10.      L’article 3, paragraphe 1, de cette directive dispose :

« La présente directive ne s’applique pas aux organismes obtenus par les techniques de modification génétique énumérées à l’annexe I B. »

11.      L’annexe I B, point 1, de ladite directive se lit comme suit :

« Les techniques/méthodes de modification génétique produisant des organismes à exclure du champ d’application de la présente directive, à condition qu’elles n’impliquent pas l’utilisation de molécules d’acide nucléique recombinant ou d’OGM autres que ceux qui sont issus d’une ou plusieurs des techniques/méthodes énumérées ci-après, sont :

1)      la mutagenèse ; »

12.      En vertu de l’article 5, paragraphe 1, de la directive (UE) 2015/1535 du Parlement européen et du Conseil, du 9 septembre 2015, prévoyant une procédure d’information dans le domaine des réglementations techniques et des règles relatives aux services de la société de l’information (7) :

« Sous réserve de l’article 7, les États membres communiquent immédiatement à la Commission tout projet de règle technique, sauf s’il s’agit d’une simple transposition intégrale d’une norme internationale ou européenne, auquel cas une simple information quant à la norme concernée suffit ; ils adressent également à la Commission une notification concernant les raisons pour lesquelles l’établissement d’une telle règle technique est nécessaire, à moins que ces raisons ne ressortent déjà du projet.

[...]

La Commission porte aussitôt le projet de règle technique et tous les documents qui lui ont été communiqués à la connaissance des autres États membres ; elle peut aussi soumettre le projet pour avis au comité visé à l’article 2 de la présente directive et, le cas échéant, au comité compétent dans le domaine en question.

[...] »

13.      L’article 6, paragraphe 2, de cette directive dispose :

« Les États membres reportent :

[...]

–      [...] de six mois l’adoption de tout autre projet de règle technique, à l’exclusion des projets de règles relatives aux services,

à compter de la date de la réception par la Commission de la communication visée à l’article 5, paragraphe 1, si la Commission ou un autre État membre émet, dans les trois mois qui suivent cette date, un avis circonstancié selon lequel la mesure envisagée présente des aspects pouvant éventuellement créer des obstacles à la libre circulation des marchandises dans le cadre du marché intérieur,

[...] »

 Les faits à l’origine du litige, la procédure au principal et les questions préjudicielles

14.      Le litige au principal oppose la Confédération paysanne, un syndicat agricole français, ainsi que sept associations d’opposants aux OGM, au Premier ministre et au ministre de l’Agriculture et de l’Alimentation (France), soutenus par la Fédération française des producteurs d’oléagineux et de protéagineux, une organisation professionnelle du secteur des huiles et protéines végétales (ci-après la « FOP »), au sujet de l’exclusion de certaines techniques de mutagenèse du champ d’application des dispositions du droit français régissant la culture, la commercialisation et l’utilisation des OGM, ainsi que de l’inscription des variétés issues de ces techniques au catalogue français des variétés végétales.

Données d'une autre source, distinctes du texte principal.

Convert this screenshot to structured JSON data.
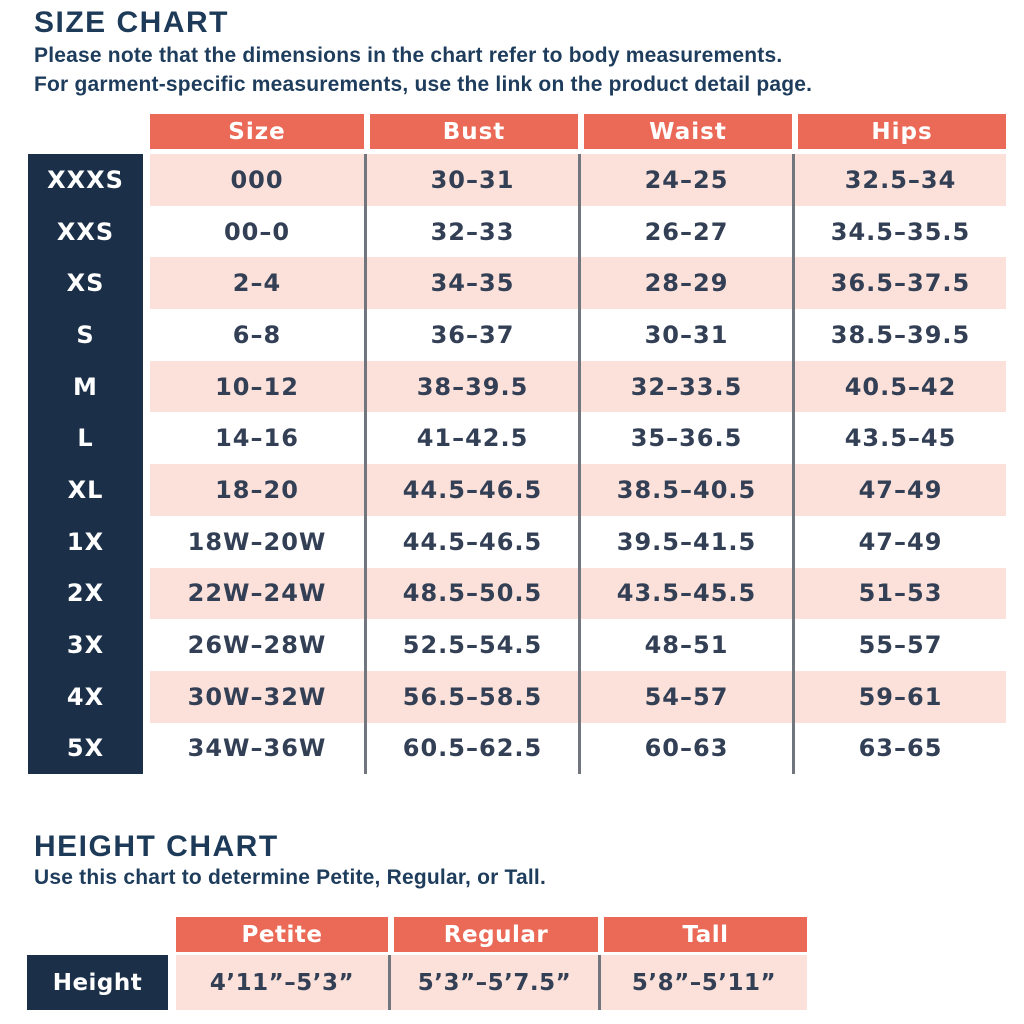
{
  "size_chart": {
    "title": "SIZE CHART",
    "note_line1": "Please note that the dimensions in the chart refer to body measurements.",
    "note_line2": "For garment-specific measurements, use the link on the product detail page.",
    "columns": [
      "Size",
      "Bust",
      "Waist",
      "Hips"
    ],
    "rows": [
      {
        "label": "XXXS",
        "values": [
          "000",
          "30–31",
          "24–25",
          "32.5–34"
        ]
      },
      {
        "label": "XXS",
        "values": [
          "00–0",
          "32–33",
          "26–27",
          "34.5–35.5"
        ]
      },
      {
        "label": "XS",
        "values": [
          "2–4",
          "34–35",
          "28–29",
          "36.5–37.5"
        ]
      },
      {
        "label": "S",
        "values": [
          "6–8",
          "36–37",
          "30–31",
          "38.5–39.5"
        ]
      },
      {
        "label": "M",
        "values": [
          "10–12",
          "38–39.5",
          "32–33.5",
          "40.5–42"
        ]
      },
      {
        "label": "L",
        "values": [
          "14–16",
          "41–42.5",
          "35–36.5",
          "43.5–45"
        ]
      },
      {
        "label": "XL",
        "values": [
          "18–20",
          "44.5–46.5",
          "38.5–40.5",
          "47–49"
        ]
      },
      {
        "label": "1X",
        "values": [
          "18W–20W",
          "44.5–46.5",
          "39.5–41.5",
          "47–49"
        ]
      },
      {
        "label": "2X",
        "values": [
          "22W–24W",
          "48.5–50.5",
          "43.5–45.5",
          "51–53"
        ]
      },
      {
        "label": "3X",
        "values": [
          "26W–28W",
          "52.5–54.5",
          "48–51",
          "55–57"
        ]
      },
      {
        "label": "4X",
        "values": [
          "30W–32W",
          "56.5–58.5",
          "54–57",
          "59–61"
        ]
      },
      {
        "label": "5X",
        "values": [
          "34W–36W",
          "60.5–62.5",
          "60–63",
          "63–65"
        ]
      }
    ]
  },
  "height_chart": {
    "title": "HEIGHT CHART",
    "note": "Use this chart to determine Petite, Regular, or Tall.",
    "columns": [
      "Petite",
      "Regular",
      "Tall"
    ],
    "row_label": "Height",
    "values": [
      "4’11”–5’3”",
      "5’3”–5’7.5”",
      "5’8”–5’11”"
    ]
  },
  "colors": {
    "coral": "#EB6A57",
    "navy": "#1B3048",
    "pink": "#FBE1D9",
    "title_navy": "#1D3A59",
    "note_navy": "#1E3C5C",
    "value_navy": "#333F55",
    "divider": "#71767E"
  }
}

15.      Dans son arrêt du 25 juillet 2018, Confédération paysanne e.a. (8), la Cour, répondant aux questions préjudicielles du Conseil d’État (France), également juridiction de renvoi dans la présente affaire, posées dans le cadre de la même procédure au principal, a jugé, notamment, que « [l]’article 3, paragraphe 1, de la directive 2001/18, lu conjointement avec l’annexe I B, point 1, de cette directive et à la lumière du considérant 17 de celle‑ci, doit être interprété en ce sens que ne sont exclus du champ d’application de ladite directive que les organismes obtenus au moyen de techniques/méthodes de mutagenèse qui ont été traditionnellement utilisées pour diverses applications et dont la sécurité est avérée depuis longtemps » (9). La Cour a par ailleurs précisé que ne doivent pas être exclues de l’application de la même directive les méthodes ou techniques (10) de mutagenèse « qui sont apparues ou se sont principalement développées depuis l’adoption de [la directive 2001/18] » (11).

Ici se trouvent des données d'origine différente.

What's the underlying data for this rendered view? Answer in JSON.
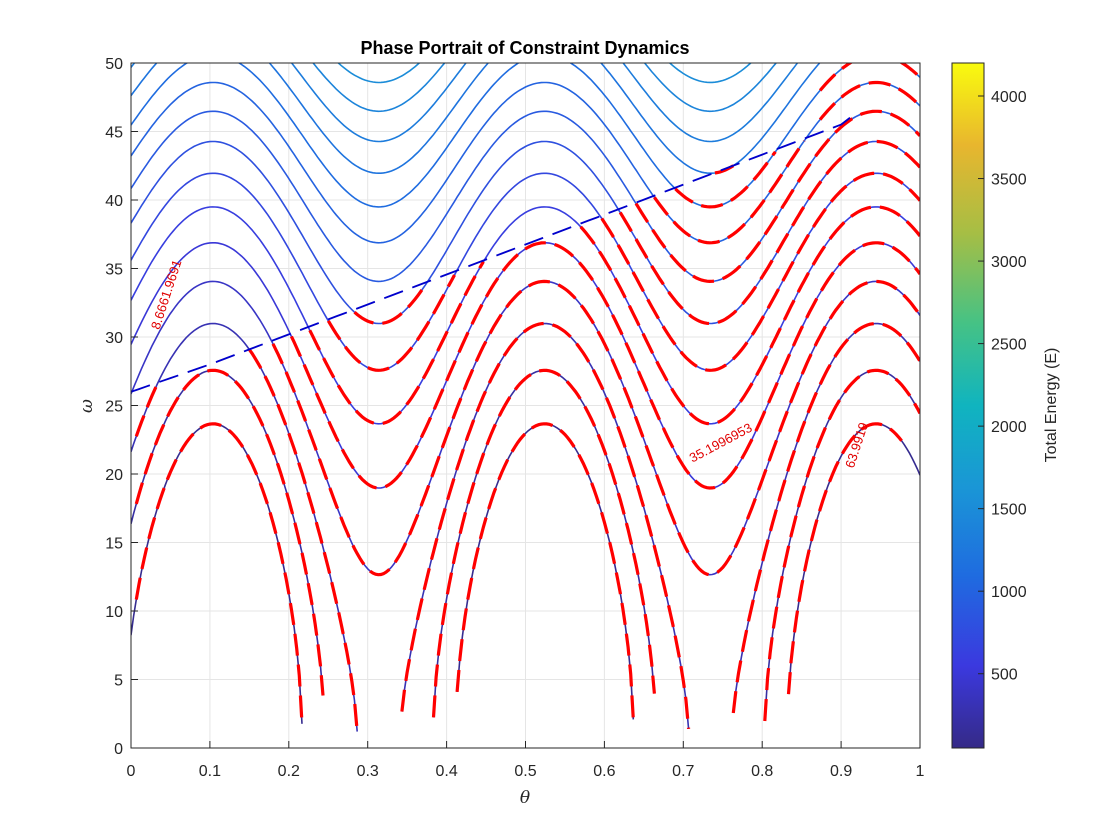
{
  "chart_data": {
    "type": "contour",
    "title": "Phase Portrait of Constraint Dynamics",
    "xlabel": "θ",
    "ylabel": "ω",
    "xlim": [
      0,
      1
    ],
    "ylim": [
      0,
      50
    ],
    "xticks": [
      "0",
      "0.1",
      "0.2",
      "0.3",
      "0.4",
      "0.5",
      "0.6",
      "0.7",
      "0.8",
      "0.9",
      "1"
    ],
    "yticks": [
      "0",
      "5",
      "10",
      "15",
      "20",
      "25",
      "30",
      "35",
      "40",
      "45",
      "50"
    ],
    "grid": true,
    "colorbar": {
      "label": "Total Energy (E)",
      "colormap": "parula",
      "range": [
        50,
        4200
      ],
      "ticks": [
        "500",
        "1000",
        "1500",
        "2000",
        "2500",
        "3000",
        "3500",
        "4000"
      ]
    },
    "energy_levels": {
      "start": 100,
      "step": 100,
      "count": 44
    },
    "constraint_overlay": {
      "color": "#ff0000",
      "boundary_color": "#0000cc",
      "style": "dashed",
      "region": "lower",
      "contour_labels": [
        "8.6661.9691",
        "35.1996953",
        "63.9919"
      ]
    },
    "colors": {
      "constraint": "#ff0000",
      "boundary": "#0000cc",
      "grid": "#e5e5e5",
      "axis": "#262626"
    }
  }
}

16.      Le Conseil d’État a rendu sa décision le 7 février 2020. Il a, notamment, enjoint au Premier ministre de fixer, dans un délai de six mois après la notification de cette décision, par décret pris après avis du Haut Conseil des biotechnologies (ci-après le « HCB »), la liste limitative des techniques ou méthodes de mutagenèse traditionnellement utilisées pour diverses applications et dont la sécurité est avérée depuis longtemps. Le Conseil d’État a considéré dans ladite décision que tant les techniques ou méthodes de « mutagenèse dirigée » ou d’« édition du génome » que les techniques de « mutagenèse aléatoire in vitro » sont apparues ou se sont principalement développées après la date d’adoption de la directive 2001/18 et devaient donc être regardées comme étant soumises aux obligations imposées aux OGM par cette directive, lue à la lumière de l’arrêt Confédération paysanne e.a.

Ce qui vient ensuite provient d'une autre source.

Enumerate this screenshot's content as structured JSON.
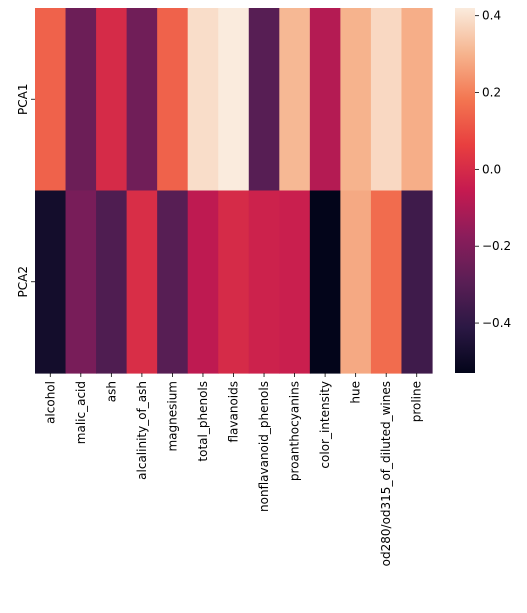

17.      Dans le cadre de l’exécution de l’injonction édictée par la décision du Conseil d’État du 7 février 2020, le gouvernement français a élaboré un projet de décret et deux projets d’arrêtés. Les projets en question visent à modifier la réglementation nationale en prévoyant que peut être regardée comme relevant d’une utilisation traditionnelle, sans inconvénient avéré pour la santé publique ou l’environnement, la mutagenèse aléatoire « à l’exception de la mutagenèse aléatoire in vitro consistant à soumettre des cellules végétales cultivées in vitro à des agents mutagènes chimiques ou physiques ». Ils prévoient aussi la suppression du catalogue officiel des variétés végétales français des variétés obtenues par cette dernière technique. Le projet de décret en question a été soumis au HCB, dont l’avis, composé de l’avis de son comité scientifique et de la recommandation de son comité économique, éthique et social, a été rendu le 7 juillet 2020 (12).

18.      Le 6 mai 2020, le projet de décret et les deux projets d’arrêtés ont été notifiés à la Commission européenne au titre de la directive 2015/1535. À la suite de cette notification, la Commission, s’appuyant sur le rapport préliminaire du 19 mai 2020 de l’Autorité européenne de sécurité des aliments (EFSA), a émis, le 7 août 2020, un avis circonstancié dans lequel elle a indiqué, notamment, que la suppression du catalogue officiel des variétés issues d’une mutagenèse aléatoire in vitro n’était pas justifiée. Cette institution a considéré que, si les projets de décret et d’arrêtés étaient adoptés en l’état, ils seraient, selon elle, incompatibles avec l’article 3, paragraphe 1, et l’annexe I B, de la directive 2001/18, ainsi qu’avec l’article 14 de la directive 2002/53/CE (13) et l’article 14 de la directive 2002/55/CE (14), dispositions qui énumèrent les situations dans lesquelles l’annulation de l’inscription d’une variété du catalogue est permise. Ladite institution soutient que la distinction entre la mutagenèse in vivo et la mutagenèse in vitro n’est justifiée ni par le texte de la directive 2001/18, ni par l’arrêt Confédération paysanne e.a., ni par les données scientifiques. Cet avis circonstancié est soutenu par huit États membres.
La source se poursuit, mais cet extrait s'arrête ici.